By Kefa Senoga
Partnerships. Synergies. Everyone who attended the most recent Africa Policy Center’s (APC) public lecture likely left thinking about these two key words. The lecture, held in the International Christian Medical Institute (ICMI) hall of the Uganda Christian University (UCU) main campus (Mukono), featured Dr. Anthony Mveyanga, development economist and policy advisor.
Making a case for partnerships, Mveyange said they help to maximize impact to influence future policy changes.
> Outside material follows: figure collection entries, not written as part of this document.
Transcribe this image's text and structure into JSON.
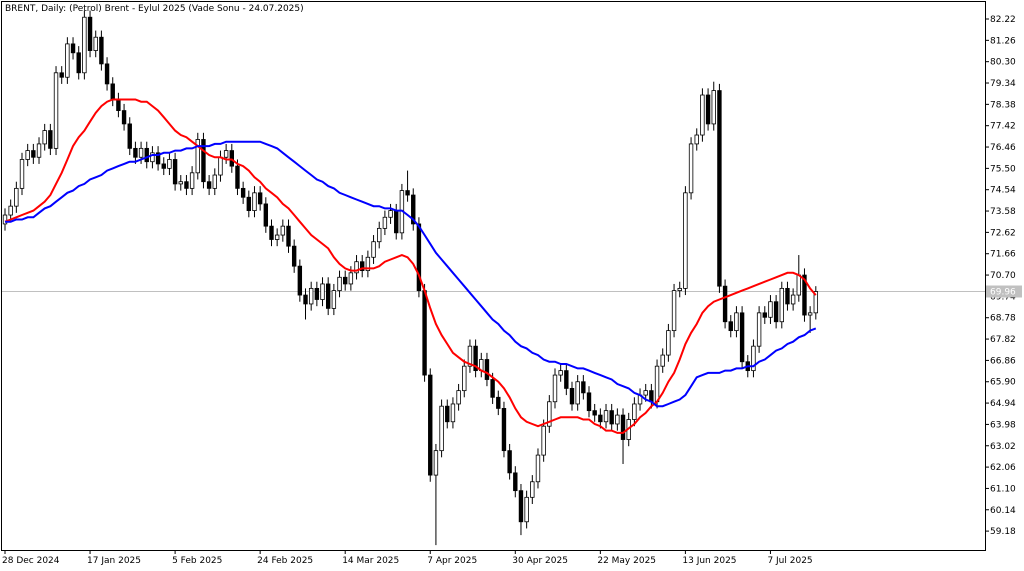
{
  "chart_data": {
    "type": "candlestick",
    "title": "BRENT, Daily:  (Petrol) Brent - Eylul 2025 (Vade Sonu - 24.07.2025)",
    "categories": [
      "28 Dec 2024",
      null,
      null,
      null,
      null,
      null,
      null,
      null,
      null,
      null,
      null,
      null,
      null,
      null,
      null,
      "17 Jan 2025",
      null,
      null,
      null,
      null,
      null,
      null,
      null,
      null,
      null,
      null,
      null,
      null,
      null,
      null,
      "5 Feb 2025",
      null,
      null,
      null,
      null,
      null,
      null,
      null,
      null,
      null,
      null,
      null,
      null,
      null,
      null,
      "24 Feb 2025",
      null,
      null,
      null,
      null,
      null,
      null,
      null,
      null,
      null,
      null,
      null,
      null,
      null,
      null,
      "14 Mar 2025",
      null,
      null,
      null,
      null,
      null,
      null,
      null,
      null,
      null,
      null,
      null,
      null,
      null,
      null,
      "7 Apr 2025",
      null,
      null,
      null,
      null,
      null,
      null,
      null,
      null,
      null,
      null,
      null,
      null,
      null,
      null,
      "30 Apr 2025",
      null,
      null,
      null,
      null,
      null,
      null,
      null,
      null,
      null,
      null,
      null,
      null,
      null,
      null,
      "22 May 2025",
      null,
      null,
      null,
      null,
      null,
      null,
      null,
      null,
      null,
      null,
      null,
      null,
      null,
      null,
      "13 Jun 2025",
      null,
      null,
      null,
      null,
      null,
      null,
      null,
      null,
      null,
      null,
      null,
      null,
      null,
      null,
      "7 Jul 2025",
      null,
      null,
      null,
      null,
      null,
      null,
      null,
      null
    ],
    "open": [
      73.0,
      73.4,
      73.8,
      74.6,
      75.9,
      76.3,
      76.0,
      76.6,
      77.2,
      76.4,
      79.8,
      79.6,
      81.1,
      80.7,
      79.8,
      82.3,
      80.8,
      81.4,
      80.2,
      79.3,
      78.6,
      78.1,
      77.5,
      76.4,
      76.0,
      76.4,
      75.8,
      76.2,
      75.7,
      75.5,
      75.9,
      74.8,
      74.9,
      74.6,
      75.3,
      76.8,
      74.9,
      74.6,
      75.2,
      76.0,
      76.3,
      75.6,
      74.6,
      74.2,
      73.6,
      74.4,
      73.9,
      72.9,
      72.3,
      72.5,
      72.9,
      72.0,
      71.1,
      69.8,
      69.4,
      70.1,
      69.6,
      70.3,
      69.2,
      70.0,
      70.6,
      70.3,
      70.8,
      71.3,
      70.9,
      71.5,
      72.2,
      72.8,
      73.3,
      73.6,
      72.6,
      74.5,
      74.3,
      73.0,
      70.0,
      66.2,
      61.7,
      62.8,
      64.8,
      64.1,
      64.9,
      65.5,
      66.6,
      67.5,
      66.4,
      66.9,
      66.0,
      65.2,
      64.7,
      62.8,
      61.8,
      61.0,
      59.6,
      60.7,
      61.4,
      62.6,
      63.9,
      65.0,
      66.2,
      66.4,
      65.6,
      64.9,
      65.9,
      65.4,
      64.6,
      64.4,
      64.1,
      64.6,
      64.0,
      64.4,
      63.3,
      64.2,
      64.9,
      65.3,
      65.5,
      65.0,
      66.6,
      67.1,
      68.2,
      70.0,
      70.1,
      74.4,
      76.6,
      77.0,
      78.8,
      77.5,
      79.0,
      70.2,
      68.6,
      68.2,
      69.0,
      66.8,
      66.4,
      67.5,
      69.0,
      68.8,
      69.5,
      68.6,
      70.1,
      69.4,
      69.8,
      70.7,
      68.9,
      69.0
    ],
    "high": [
      73.7,
      74.1,
      74.9,
      76.2,
      76.6,
      76.6,
      76.9,
      77.5,
      77.5,
      80.1,
      80.1,
      81.4,
      81.4,
      81.0,
      82.6,
      82.6,
      81.7,
      81.7,
      80.5,
      79.6,
      78.9,
      78.4,
      77.8,
      76.7,
      76.7,
      76.7,
      76.5,
      76.5,
      76.0,
      76.2,
      76.2,
      75.2,
      75.2,
      75.6,
      77.1,
      77.1,
      75.2,
      75.5,
      76.3,
      76.6,
      76.6,
      75.9,
      74.9,
      74.5,
      74.7,
      74.7,
      74.2,
      73.2,
      72.8,
      73.2,
      73.2,
      72.3,
      71.4,
      70.1,
      70.4,
      70.4,
      70.6,
      70.6,
      70.3,
      70.9,
      70.9,
      71.1,
      71.6,
      71.6,
      71.8,
      72.5,
      73.1,
      73.6,
      73.9,
      73.9,
      74.8,
      75.4,
      74.6,
      73.3,
      70.3,
      66.5,
      63.1,
      65.1,
      65.1,
      65.2,
      65.8,
      66.9,
      67.8,
      67.8,
      67.2,
      67.2,
      66.3,
      65.5,
      65.0,
      63.1,
      62.1,
      61.3,
      61.0,
      61.7,
      62.9,
      64.2,
      65.3,
      66.5,
      66.7,
      66.7,
      65.9,
      66.2,
      66.2,
      65.7,
      64.9,
      64.7,
      64.9,
      64.9,
      64.7,
      64.7,
      64.5,
      65.2,
      65.6,
      65.8,
      65.8,
      66.9,
      67.4,
      68.5,
      70.3,
      70.4,
      74.7,
      76.9,
      77.3,
      79.1,
      79.1,
      79.4,
      79.3,
      70.5,
      68.9,
      69.3,
      69.3,
      67.1,
      67.8,
      69.3,
      69.3,
      69.8,
      69.8,
      70.4,
      70.4,
      70.1,
      71.6,
      71.0,
      69.3,
      70.2
    ],
    "low": [
      72.7,
      73.1,
      73.5,
      74.3,
      75.6,
      75.7,
      75.7,
      76.3,
      76.1,
      76.1,
      79.3,
      79.3,
      80.4,
      79.5,
      79.5,
      80.5,
      80.5,
      79.9,
      79.0,
      78.3,
      77.8,
      77.2,
      76.1,
      75.7,
      75.7,
      75.5,
      75.5,
      75.4,
      75.2,
      75.2,
      74.5,
      74.5,
      74.3,
      74.3,
      75.0,
      74.6,
      74.3,
      74.3,
      74.9,
      75.7,
      75.3,
      74.3,
      73.9,
      73.3,
      73.3,
      73.6,
      72.6,
      72.0,
      72.0,
      72.2,
      71.7,
      70.8,
      69.5,
      68.7,
      69.1,
      69.3,
      69.3,
      68.9,
      68.9,
      69.7,
      70.0,
      70.0,
      70.5,
      70.6,
      70.6,
      71.2,
      71.9,
      72.5,
      73.0,
      72.3,
      72.3,
      74.0,
      72.7,
      69.7,
      65.9,
      61.4,
      58.55,
      62.5,
      63.8,
      63.8,
      64.6,
      65.2,
      66.3,
      66.1,
      66.1,
      65.7,
      64.9,
      64.4,
      62.5,
      61.5,
      60.7,
      59.0,
      59.3,
      60.4,
      61.1,
      62.3,
      63.6,
      64.7,
      65.9,
      65.3,
      64.6,
      64.6,
      65.1,
      64.3,
      64.1,
      63.8,
      63.8,
      63.7,
      63.7,
      62.2,
      63.0,
      63.9,
      64.6,
      65.0,
      64.7,
      64.7,
      66.3,
      66.8,
      67.9,
      69.7,
      69.8,
      74.1,
      76.3,
      76.7,
      77.2,
      77.2,
      69.9,
      68.3,
      67.9,
      67.9,
      66.5,
      66.1,
      66.1,
      67.2,
      68.5,
      68.5,
      68.3,
      68.3,
      69.1,
      69.1,
      69.5,
      68.6,
      68.1,
      68.7
    ],
    "close": [
      73.4,
      73.8,
      74.6,
      75.9,
      76.3,
      76.0,
      76.6,
      77.2,
      76.4,
      79.8,
      79.6,
      81.1,
      80.7,
      79.8,
      82.3,
      80.8,
      81.4,
      80.2,
      79.3,
      78.6,
      78.1,
      77.5,
      76.4,
      76.0,
      76.4,
      75.8,
      76.2,
      75.7,
      75.5,
      75.9,
      74.8,
      74.9,
      74.6,
      75.3,
      76.8,
      74.9,
      74.6,
      75.2,
      76.0,
      76.3,
      75.6,
      74.6,
      74.2,
      73.6,
      74.4,
      73.9,
      72.9,
      72.3,
      72.5,
      72.9,
      72.0,
      71.1,
      69.8,
      69.4,
      70.1,
      69.6,
      70.3,
      69.2,
      70.0,
      70.6,
      70.3,
      70.8,
      71.3,
      70.9,
      71.5,
      72.2,
      72.8,
      73.3,
      73.6,
      72.6,
      74.5,
      74.3,
      73.0,
      70.0,
      66.2,
      61.7,
      62.8,
      64.8,
      64.1,
      64.9,
      65.5,
      66.6,
      67.5,
      66.4,
      66.9,
      66.0,
      65.2,
      64.7,
      62.8,
      61.8,
      61.0,
      59.6,
      60.7,
      61.4,
      62.6,
      63.9,
      65.0,
      66.2,
      66.4,
      65.6,
      64.9,
      65.9,
      65.4,
      64.6,
      64.4,
      64.1,
      64.6,
      64.0,
      64.4,
      63.3,
      64.2,
      64.9,
      65.3,
      65.5,
      65.0,
      66.6,
      67.1,
      68.2,
      70.0,
      70.1,
      74.4,
      76.6,
      77.0,
      78.8,
      77.5,
      79.0,
      70.2,
      68.6,
      68.2,
      69.0,
      66.8,
      66.4,
      67.5,
      69.0,
      68.8,
      69.5,
      68.6,
      70.1,
      69.4,
      69.8,
      70.7,
      68.9,
      69.0,
      69.96
    ],
    "up_color": "#ffffff",
    "down_color": "#000000",
    "series": [
      {
        "color": "#ff0000",
        "values": [
          73.1,
          73.2,
          73.3,
          73.4,
          73.5,
          73.6,
          73.8,
          74.0,
          74.3,
          74.8,
          75.3,
          75.9,
          76.5,
          76.9,
          77.2,
          77.6,
          78.0,
          78.3,
          78.5,
          78.6,
          78.6,
          78.6,
          78.6,
          78.6,
          78.5,
          78.5,
          78.3,
          78.1,
          77.8,
          77.5,
          77.2,
          77.0,
          76.9,
          76.7,
          76.5,
          76.3,
          76.1,
          76.0,
          76.0,
          75.9,
          75.9,
          75.7,
          75.6,
          75.4,
          75.1,
          74.9,
          74.6,
          74.4,
          74.2,
          73.9,
          73.7,
          73.4,
          73.1,
          72.8,
          72.5,
          72.3,
          72.1,
          71.9,
          71.5,
          71.2,
          71.0,
          70.9,
          70.9,
          71.0,
          71.0,
          71.0,
          71.1,
          71.3,
          71.4,
          71.5,
          71.6,
          71.5,
          71.2,
          70.7,
          70.0,
          69.2,
          68.5,
          68.0,
          67.6,
          67.2,
          67.0,
          66.8,
          66.7,
          66.6,
          66.4,
          66.3,
          66.1,
          65.9,
          65.6,
          65.2,
          64.7,
          64.3,
          64.1,
          64.0,
          63.9,
          64.0,
          64.1,
          64.2,
          64.3,
          64.3,
          64.3,
          64.3,
          64.2,
          64.2,
          64.0,
          63.9,
          63.7,
          63.7,
          63.6,
          63.6,
          63.8,
          64.0,
          64.3,
          64.5,
          64.8,
          65.0,
          65.4,
          65.9,
          66.3,
          66.9,
          67.6,
          68.1,
          68.5,
          69.0,
          69.3,
          69.5,
          69.6,
          69.7,
          69.8,
          69.9,
          70.0,
          70.1,
          70.2,
          70.3,
          70.4,
          70.5,
          70.6,
          70.7,
          70.8,
          70.8,
          70.7,
          70.5,
          70.1,
          69.8
        ]
      },
      {
        "color": "#0000ff",
        "values": [
          73.1,
          73.1,
          73.2,
          73.2,
          73.3,
          73.3,
          73.5,
          73.7,
          73.8,
          74.0,
          74.2,
          74.4,
          74.5,
          74.7,
          74.8,
          75.0,
          75.1,
          75.2,
          75.4,
          75.5,
          75.6,
          75.7,
          75.8,
          75.8,
          75.9,
          76.0,
          76.1,
          76.1,
          76.2,
          76.2,
          76.3,
          76.3,
          76.4,
          76.4,
          76.5,
          76.5,
          76.5,
          76.6,
          76.6,
          76.7,
          76.7,
          76.7,
          76.7,
          76.7,
          76.7,
          76.7,
          76.6,
          76.5,
          76.4,
          76.2,
          76.0,
          75.8,
          75.6,
          75.4,
          75.2,
          75.0,
          74.9,
          74.7,
          74.6,
          74.4,
          74.3,
          74.2,
          74.1,
          74.0,
          73.9,
          73.8,
          73.8,
          73.7,
          73.7,
          73.6,
          73.6,
          73.4,
          73.2,
          72.9,
          72.5,
          72.1,
          71.7,
          71.4,
          71.1,
          70.8,
          70.5,
          70.2,
          69.9,
          69.6,
          69.3,
          69.0,
          68.7,
          68.5,
          68.2,
          68.0,
          67.7,
          67.5,
          67.4,
          67.2,
          67.1,
          66.9,
          66.8,
          66.8,
          66.7,
          66.7,
          66.6,
          66.5,
          66.5,
          66.4,
          66.3,
          66.2,
          66.1,
          66.0,
          65.8,
          65.7,
          65.6,
          65.4,
          65.3,
          65.1,
          65.0,
          64.8,
          64.8,
          64.9,
          65.0,
          65.1,
          65.3,
          65.7,
          66.1,
          66.2,
          66.3,
          66.3,
          66.3,
          66.4,
          66.4,
          66.5,
          66.5,
          66.6,
          66.6,
          66.8,
          66.9,
          67.1,
          67.3,
          67.4,
          67.6,
          67.7,
          67.9,
          68.0,
          68.2,
          68.3
        ]
      }
    ],
    "last_price": 69.96,
    "ylim": [
      58.33,
      83.03
    ],
    "yticks": [
      59.18,
      60.14,
      61.1,
      62.06,
      63.02,
      63.98,
      64.94,
      65.9,
      66.86,
      67.82,
      68.78,
      69.74,
      70.7,
      71.66,
      72.62,
      73.58,
      74.54,
      75.5,
      76.46,
      77.42,
      78.38,
      79.34,
      80.3,
      81.26,
      82.22
    ]
  }
}
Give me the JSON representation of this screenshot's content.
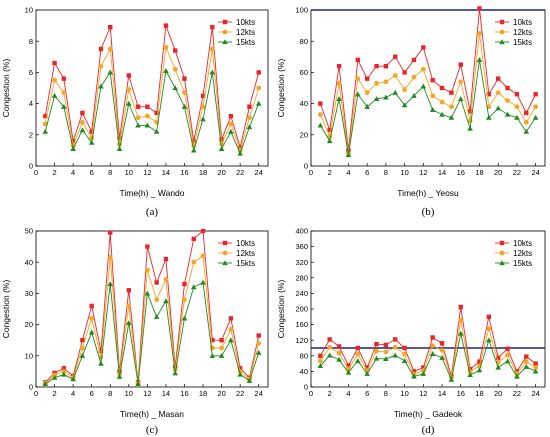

Like marriage, partnerships should be based on mutuality and coherence of interest, Mveyange, a renowned African scholar, argued during his presentation before senior UCU academic and administrative staff.
Mveyange called for “multi-disciplinary and interdisciplinary research synergy,” arguing that it will be difficult to get funding for a research project that has no evidence of collaboration “because of the perception that we cannot address public policy from one angle.”
To drive his point home, Mveyange offered lessons from the experience of collaborations that his employer has been engaged in in the recent past.
Mveyange, who has key competencies in strategic leadership, partnerships and collaborations, is the Executive Director of the Partnership for African Social and Governance Research (PASGR), an independent, nonpartisan pan-African non-profit organization in Nairobi, Kenya. that works to enhance research excellence in governance and public policy.
“As PASGR, we are partners with different universities across the continent and this is because we realized that for us to achieve our mission and vision, we cannot deliver on our own,” Mveyange said during his presentation that he made in mid-June.
He cited two significant African initiatives – the African Continental Free Trade Area (AfCFTA) and COVAX – which require different countries to work together and share data.
Despite Mveyange’s postulation, he is fully aware that there are some researchers who undermine others, and would, therefore, not embrace partnerships. He says such behaviour is toxic, and cannot offer a favourable environment for partnerships to blossom.
At the public lecture, Mveyange also challenged the audience to ensure that their research influences public policy and aims at solving challenges within the communities where it is being conducted.
“If you are doing research by creating knowledge, there are other issues beyond generating that knowledge,” he stated. “How do you translate that research and knowledge into meaningful tangible outputs that can actually speak to the challenges that the people of the continent are facing?”
Director of the African Policy Center, Dr. Emilly Comfort Maractho, elaborated on the question, noting, “We recognize that a lot of research happens within the university, but little gets translated into policy or is known by the people outside of the academia…the APC seeks to bridge that gap between research and policy.”
She also explained that partnerships evolve by engaging stakeholders.
Maractho commended PASGR for their work in capacity building, noting that she is one of the people who have benefited from the organisation, ever since she joined in 2012 as a researcher trainee in the professional development unit.
Assoc. Prof. Elizabeth Balyejusa Kizito, the Director of Research, Partnerships and Innovation at UCU, thanked the team from PASGR for visiting the university and sharing their insights on the value of partnerships.
“As a university, we are excited about this opportunity because we know that partnerships are key,” Kizito said, re-echoing a saying: “If you want to go fast, go alone. If you want to go far, go together.”
The APC was officially launched by UCU in 2016 as a think tank that creates a platform for developing indigenous capacity for ideas generation and policy formulation, analysis and research agenda setting from an African Christian perspective.
Speaking to Uganda Partners upon assuming office as Director of APC in 2021, Maractho said she hopes to see the center grow into one where public policy actors “will look to for alternative policy positions.”